Кошкин. Люблю, да, только…
Монтер. Без только! Действительно любите или сознательно ломаете ей и мне жизнь?
Кошкин. Ах, как мне больно… (Мается.) Как больно то, что вы говорите…
Монтер. Не притворяться!
Кошкин. О-о-о…
Монтер. Какого же черта вы опять ее бросили и сбежали? Как вы могли оставить ее одну? А если бы!.. (Вскакивает и сотрясает Льва.) Отвечайте!.. (Сотрясает.)
Кошкин. Ой-ой… ой…
Монтер. Больно? Больно? Вам больно, наконец?..
Кошкин. Мне больно, простите… У меня голова словно отдельно от волос… Да, ощущение…
Монтер. Э-э… (Ощупывает Кошкина.) Какой у вас, однако, громоздкий череп… И странный…
Кошкин. Это я ушибся…
Монтер. Ничего… нормально приложили… (Ощупывает.) Так не больно?

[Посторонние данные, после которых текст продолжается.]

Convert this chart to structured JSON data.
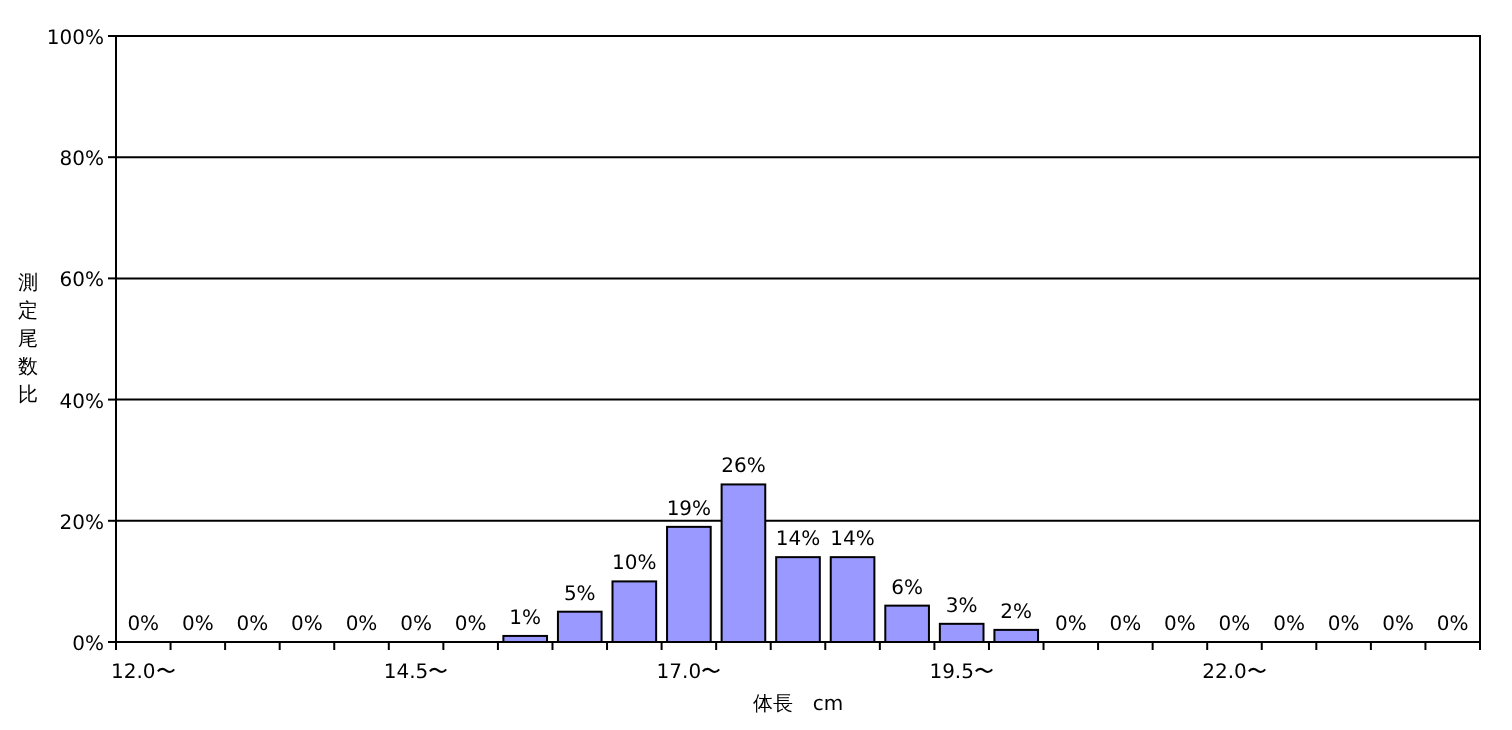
{
  "chart_data": {
    "type": "bar",
    "xlabel": "体長　cm",
    "ylabel": "測定尾数比",
    "categories": [
      "12.0〜",
      null,
      null,
      null,
      null,
      "14.5〜",
      null,
      null,
      null,
      null,
      "17.0〜",
      null,
      null,
      null,
      null,
      "19.5〜",
      null,
      null,
      null,
      null,
      "22.0〜",
      null,
      null,
      null,
      null
    ],
    "values": [
      0,
      0,
      0,
      0,
      0,
      0,
      0,
      1,
      5,
      10,
      19,
      26,
      14,
      14,
      6,
      3,
      2,
      0,
      0,
      0,
      0,
      0,
      0,
      0,
      0
    ],
    "color": "#9999ff",
    "ylim": [
      0,
      100
    ],
    "yticks": [
      {
        "value": 0,
        "label": "0%"
      },
      {
        "value": 20,
        "label": "20%"
      },
      {
        "value": 40,
        "label": "40%"
      },
      {
        "value": 60,
        "label": "60%"
      },
      {
        "value": 80,
        "label": "80%"
      },
      {
        "value": 100,
        "label": "100%"
      }
    ],
    "value_labels": [
      "0%",
      "0%",
      "0%",
      "0%",
      "0%",
      "0%",
      "0%",
      "1%",
      "5%",
      "10%",
      "19%",
      "26%",
      "14%",
      "14%",
      "6%",
      "3%",
      "2%",
      "0%",
      "0%",
      "0%",
      "0%",
      "0%",
      "0%",
      "0%",
      "0%"
    ],
    "grid": "y"
  }
}
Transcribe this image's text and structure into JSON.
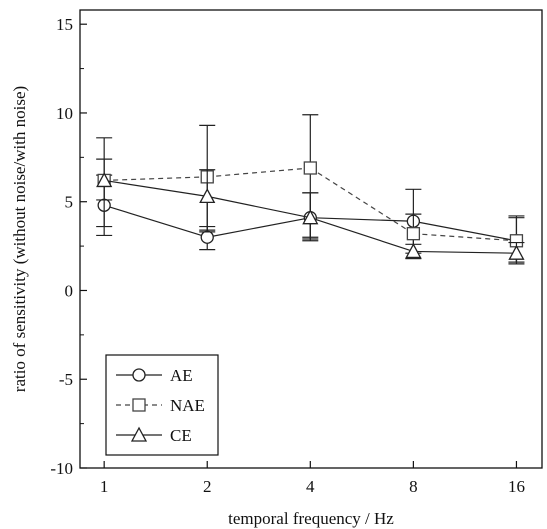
{
  "chart_data": {
    "type": "line",
    "xscale": "log2",
    "x": [
      1,
      2,
      4,
      8,
      16
    ],
    "xticks": [
      "1",
      "2",
      "4",
      "8",
      "16"
    ],
    "yticks": [
      "-10",
      "-5",
      "0",
      "5",
      "10",
      "15"
    ],
    "ytick_values": [
      -10,
      -5,
      0,
      5,
      10,
      15
    ],
    "xlabel": "temporal frequency / Hz",
    "ylabel": "ratio of sensitivity (without noise/with noise)",
    "xlim": [
      0.85,
      19
    ],
    "ylim": [
      -10,
      15.8
    ],
    "grid": false,
    "legend_position": "bottom-left",
    "series": [
      {
        "name": "AE",
        "marker": "circle",
        "line_style": "solid",
        "color": "#222222",
        "values": [
          4.8,
          3.0,
          4.1,
          3.9,
          2.8
        ],
        "err_low": [
          3.1,
          2.3,
          2.9,
          1.8,
          1.6
        ],
        "err_high": [
          6.5,
          3.6,
          5.5,
          5.7,
          4.1
        ]
      },
      {
        "name": "NAE",
        "marker": "square",
        "line_style": "dashed",
        "color": "#444444",
        "values": [
          6.2,
          6.4,
          6.9,
          3.2,
          2.8
        ],
        "err_low": [
          3.6,
          3.4,
          3.0,
          2.1,
          1.6
        ],
        "err_high": [
          8.6,
          9.3,
          9.9,
          4.3,
          4.2
        ]
      },
      {
        "name": "CE",
        "marker": "triangle",
        "line_style": "solid",
        "color": "#222222",
        "values": [
          6.2,
          5.3,
          4.1,
          2.2,
          2.1
        ],
        "err_low": [
          5.1,
          3.3,
          2.8,
          1.8,
          1.5
        ],
        "err_high": [
          7.4,
          6.8,
          5.5,
          2.6,
          2.7
        ]
      }
    ]
  }
}
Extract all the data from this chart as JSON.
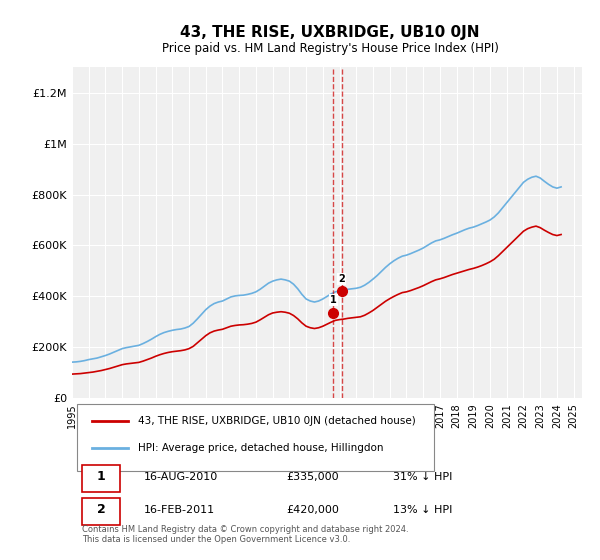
{
  "title": "43, THE RISE, UXBRIDGE, UB10 0JN",
  "subtitle": "Price paid vs. HM Land Registry's House Price Index (HPI)",
  "ylabel": "",
  "xlabel": "",
  "ylim": [
    0,
    1300000
  ],
  "yticks": [
    0,
    200000,
    400000,
    600000,
    800000,
    1000000,
    1200000
  ],
  "ytick_labels": [
    "£0",
    "£200K",
    "£400K",
    "£600K",
    "£800K",
    "£1M",
    "£1.2M"
  ],
  "background_color": "#ffffff",
  "plot_bg_color": "#f0f0f0",
  "grid_color": "#ffffff",
  "hpi_color": "#6ab0e0",
  "price_color": "#cc0000",
  "sale1_year": 2010.625,
  "sale1_price": 335000,
  "sale1_label": "1",
  "sale2_year": 2011.125,
  "sale2_price": 420000,
  "sale2_label": "2",
  "transactions": [
    {
      "num": "1",
      "date": "16-AUG-2010",
      "price": "£335,000",
      "hpi": "31% ↓ HPI"
    },
    {
      "num": "2",
      "date": "16-FEB-2011",
      "price": "£420,000",
      "hpi": "13% ↓ HPI"
    }
  ],
  "legend_line1": "43, THE RISE, UXBRIDGE, UB10 0JN (detached house)",
  "legend_line2": "HPI: Average price, detached house, Hillingdon",
  "footnote": "Contains HM Land Registry data © Crown copyright and database right 2024.\nThis data is licensed under the Open Government Licence v3.0.",
  "hpi_x": [
    1995,
    1995.25,
    1995.5,
    1995.75,
    1996,
    1996.25,
    1996.5,
    1996.75,
    1997,
    1997.25,
    1997.5,
    1997.75,
    1998,
    1998.25,
    1998.5,
    1998.75,
    1999,
    1999.25,
    1999.5,
    1999.75,
    2000,
    2000.25,
    2000.5,
    2000.75,
    2001,
    2001.25,
    2001.5,
    2001.75,
    2002,
    2002.25,
    2002.5,
    2002.75,
    2003,
    2003.25,
    2003.5,
    2003.75,
    2004,
    2004.25,
    2004.5,
    2004.75,
    2005,
    2005.25,
    2005.5,
    2005.75,
    2006,
    2006.25,
    2006.5,
    2006.75,
    2007,
    2007.25,
    2007.5,
    2007.75,
    2008,
    2008.25,
    2008.5,
    2008.75,
    2009,
    2009.25,
    2009.5,
    2009.75,
    2010,
    2010.25,
    2010.5,
    2010.75,
    2011,
    2011.25,
    2011.5,
    2011.75,
    2012,
    2012.25,
    2012.5,
    2012.75,
    2013,
    2013.25,
    2013.5,
    2013.75,
    2014,
    2014.25,
    2014.5,
    2014.75,
    2015,
    2015.25,
    2015.5,
    2015.75,
    2016,
    2016.25,
    2016.5,
    2016.75,
    2017,
    2017.25,
    2017.5,
    2017.75,
    2018,
    2018.25,
    2018.5,
    2018.75,
    2019,
    2019.25,
    2019.5,
    2019.75,
    2020,
    2020.25,
    2020.5,
    2020.75,
    2021,
    2021.25,
    2021.5,
    2021.75,
    2022,
    2022.25,
    2022.5,
    2022.75,
    2023,
    2023.25,
    2023.5,
    2023.75,
    2024,
    2024.25
  ],
  "hpi_y": [
    142000,
    143000,
    145000,
    148000,
    152000,
    155000,
    158000,
    163000,
    168000,
    174000,
    181000,
    188000,
    195000,
    199000,
    202000,
    205000,
    208000,
    215000,
    223000,
    232000,
    242000,
    251000,
    258000,
    263000,
    267000,
    270000,
    272000,
    276000,
    282000,
    295000,
    312000,
    330000,
    348000,
    362000,
    372000,
    378000,
    382000,
    390000,
    398000,
    402000,
    404000,
    405000,
    408000,
    412000,
    418000,
    428000,
    440000,
    452000,
    460000,
    465000,
    468000,
    465000,
    460000,
    448000,
    430000,
    408000,
    390000,
    382000,
    378000,
    382000,
    390000,
    400000,
    410000,
    418000,
    422000,
    425000,
    428000,
    430000,
    432000,
    436000,
    444000,
    455000,
    468000,
    482000,
    498000,
    514000,
    528000,
    540000,
    550000,
    558000,
    562000,
    568000,
    575000,
    582000,
    590000,
    600000,
    610000,
    618000,
    622000,
    628000,
    635000,
    642000,
    648000,
    655000,
    662000,
    668000,
    672000,
    678000,
    685000,
    692000,
    700000,
    712000,
    728000,
    748000,
    768000,
    788000,
    808000,
    828000,
    848000,
    860000,
    868000,
    872000,
    865000,
    852000,
    840000,
    830000,
    825000,
    830000
  ],
  "price_x": [
    1995,
    1995.25,
    1995.5,
    1995.75,
    1996,
    1996.25,
    1996.5,
    1996.75,
    1997,
    1997.25,
    1997.5,
    1997.75,
    1998,
    1998.25,
    1998.5,
    1998.75,
    1999,
    1999.25,
    1999.5,
    1999.75,
    2000,
    2000.25,
    2000.5,
    2000.75,
    2001,
    2001.25,
    2001.5,
    2001.75,
    2002,
    2002.25,
    2002.5,
    2002.75,
    2003,
    2003.25,
    2003.5,
    2003.75,
    2004,
    2004.25,
    2004.5,
    2004.75,
    2005,
    2005.25,
    2005.5,
    2005.75,
    2006,
    2006.25,
    2006.5,
    2006.75,
    2007,
    2007.25,
    2007.5,
    2007.75,
    2008,
    2008.25,
    2008.5,
    2008.75,
    2009,
    2009.25,
    2009.5,
    2009.75,
    2010,
    2010.25,
    2010.5,
    2010.75,
    2011,
    2011.25,
    2011.5,
    2011.75,
    2012,
    2012.25,
    2012.5,
    2012.75,
    2013,
    2013.25,
    2013.5,
    2013.75,
    2014,
    2014.25,
    2014.5,
    2014.75,
    2015,
    2015.25,
    2015.5,
    2015.75,
    2016,
    2016.25,
    2016.5,
    2016.75,
    2017,
    2017.25,
    2017.5,
    2017.75,
    2018,
    2018.25,
    2018.5,
    2018.75,
    2019,
    2019.25,
    2019.5,
    2019.75,
    2020,
    2020.25,
    2020.5,
    2020.75,
    2021,
    2021.25,
    2021.5,
    2021.75,
    2022,
    2022.25,
    2022.5,
    2022.75,
    2023,
    2023.25,
    2023.5,
    2023.75,
    2024,
    2024.25
  ],
  "price_y": [
    95000,
    96000,
    97000,
    99000,
    101000,
    103000,
    106000,
    109000,
    113000,
    117000,
    122000,
    127000,
    132000,
    135000,
    137000,
    139000,
    141000,
    146000,
    152000,
    158000,
    165000,
    171000,
    176000,
    180000,
    183000,
    185000,
    187000,
    190000,
    195000,
    204000,
    218000,
    232000,
    246000,
    257000,
    264000,
    268000,
    271000,
    277000,
    283000,
    286000,
    288000,
    289000,
    291000,
    294000,
    299000,
    308000,
    318000,
    328000,
    335000,
    338000,
    340000,
    338000,
    334000,
    325000,
    312000,
    296000,
    283000,
    277000,
    274000,
    277000,
    283000,
    291000,
    299000,
    306000,
    309000,
    311000,
    314000,
    316000,
    318000,
    320000,
    326000,
    335000,
    345000,
    357000,
    369000,
    381000,
    391000,
    400000,
    408000,
    415000,
    418000,
    423000,
    429000,
    435000,
    442000,
    450000,
    458000,
    465000,
    469000,
    474000,
    480000,
    486000,
    491000,
    496000,
    501000,
    506000,
    510000,
    515000,
    521000,
    528000,
    536000,
    546000,
    560000,
    576000,
    592000,
    608000,
    624000,
    640000,
    656000,
    666000,
    672000,
    676000,
    670000,
    660000,
    651000,
    643000,
    639000,
    643000
  ]
}
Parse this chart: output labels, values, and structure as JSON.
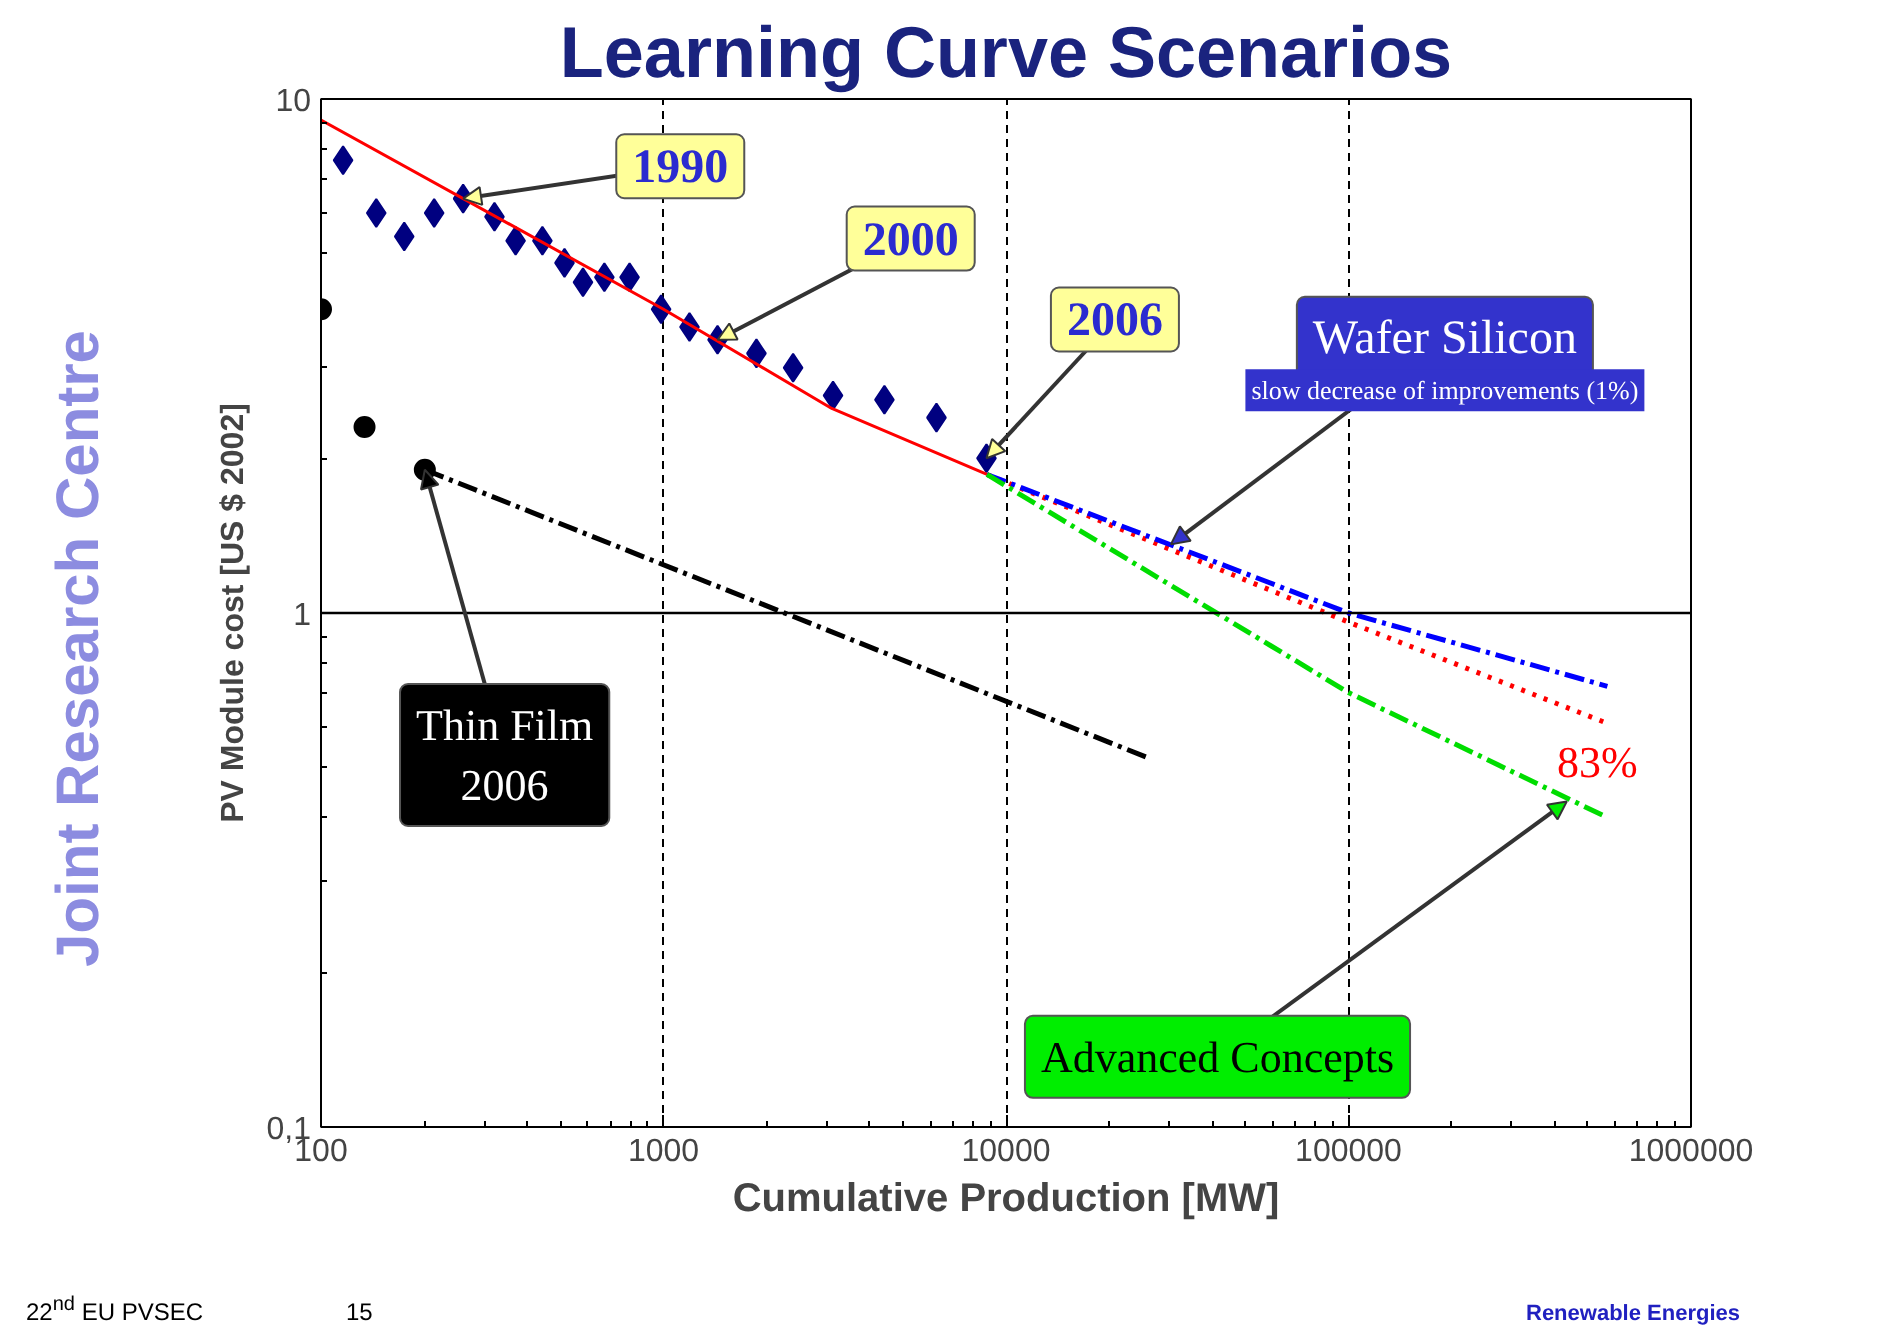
{
  "chart_data": {
    "type": "scatter",
    "title": "Learning Curve Scenarios",
    "xlabel": "Cumulative Production [MW]",
    "ylabel": "PV Module cost [US $ 2002]",
    "log": "xy",
    "grid": "x",
    "xlim": [
      100,
      1000000
    ],
    "ylim": [
      0.1,
      10
    ],
    "xticks": [
      100,
      1000,
      10000,
      100000,
      1000000
    ],
    "yticks": [
      {
        "value": 0.1,
        "label": "0,1"
      },
      1,
      10
    ],
    "ref_lines": [
      {
        "axis": "y",
        "value": 1,
        "color": "#000000",
        "line_style": "solid"
      }
    ],
    "series": [
      {
        "type": "scatter",
        "marker": "diamond",
        "color": "#000080",
        "x": [
          116,
          145,
          175,
          214,
          260,
          321,
          370,
          443,
          514,
          582,
          672,
          796,
          984,
          1191,
          1438,
          1868,
          2390,
          3126,
          4416,
          6266,
          8770
        ],
        "values": [
          7.6,
          6.0,
          5.4,
          6.0,
          6.4,
          5.9,
          5.3,
          5.3,
          4.8,
          4.4,
          4.5,
          4.5,
          3.9,
          3.6,
          3.4,
          3.2,
          3.0,
          2.65,
          2.6,
          2.4,
          2.0
        ]
      },
      {
        "type": "scatter",
        "marker": "circle",
        "color": "#000000",
        "x": [
          100,
          134,
          201
        ],
        "values": [
          3.9,
          2.3,
          1.9
        ]
      },
      {
        "type": "line",
        "marker": "none",
        "line_style": "solid",
        "color": "#ff0000",
        "x": [
          100,
          1000,
          3100,
          8800
        ],
        "values": [
          9.1,
          3.9,
          2.5,
          1.86
        ]
      },
      {
        "type": "line",
        "marker": "none",
        "line_style": "dotted",
        "color": "#ff0000",
        "x": [
          8800,
          100000,
          570000
        ],
        "values": [
          1.86,
          0.96,
          0.61
        ]
      },
      {
        "type": "line",
        "marker": "none",
        "line_style": "dashdot",
        "color": "#0000ff",
        "x": [
          8800,
          100000,
          570000
        ],
        "values": [
          1.86,
          1.0,
          0.72
        ]
      },
      {
        "type": "line",
        "marker": "none",
        "line_style": "dashdot",
        "color": "#00dd00",
        "x": [
          8800,
          100000,
          570000
        ],
        "values": [
          1.86,
          0.7,
          0.4
        ]
      },
      {
        "type": "line",
        "marker": "none",
        "line_style": "dashdot",
        "color": "#000000",
        "x": [
          201,
          26500
        ],
        "values": [
          1.9,
          0.52
        ]
      }
    ],
    "annotations": [
      {
        "text": "1990",
        "x": 260,
        "y": 6.4
      },
      {
        "text": "2000",
        "x": 1438,
        "y": 3.4
      },
      {
        "text": "2006",
        "x": 8770,
        "y": 2.0
      },
      {
        "text": "Wafer Silicon",
        "x": 30300,
        "y": 1.36
      },
      "slow decrease of improvements (1%)",
      {
        "text": "Thin Film\n2006",
        "x": 201,
        "y": 1.9
      },
      {
        "text": "Advanced Concepts",
        "x": 434000,
        "y": 0.43
      },
      "83%",
      "Joint Research Centre",
      "22$^{nd}$ EU PVSEC",
      "15",
      "Renewable Energies"
    ]
  }
}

Кошкин. Теперь уже нет… Спасибо…
Монтер. А раньше было больно?
Кошкин. Очень было больно…
Монтер (массирует ему голову). В детстве вас уронили, наверное… Даже, наверное, как следует уронили… Даже такое впечатление, как будто ребро на черепе… от макушки до уха…
Кошкин. Это меня били… ой… это — люди…
Монтер. А, люди… Люди могли и прибить… (Массирует.)
Кошкин. Меня бил один человек, но очень больно… В живот, по ребрам… по почкам, по печени… (Зажмуривается.) В диафрагму, в пах… ногами…
Монтер. Плохо ваше дело!
Кошкин. Очень больно…
Монтер. А вы молча терпели? И ничего?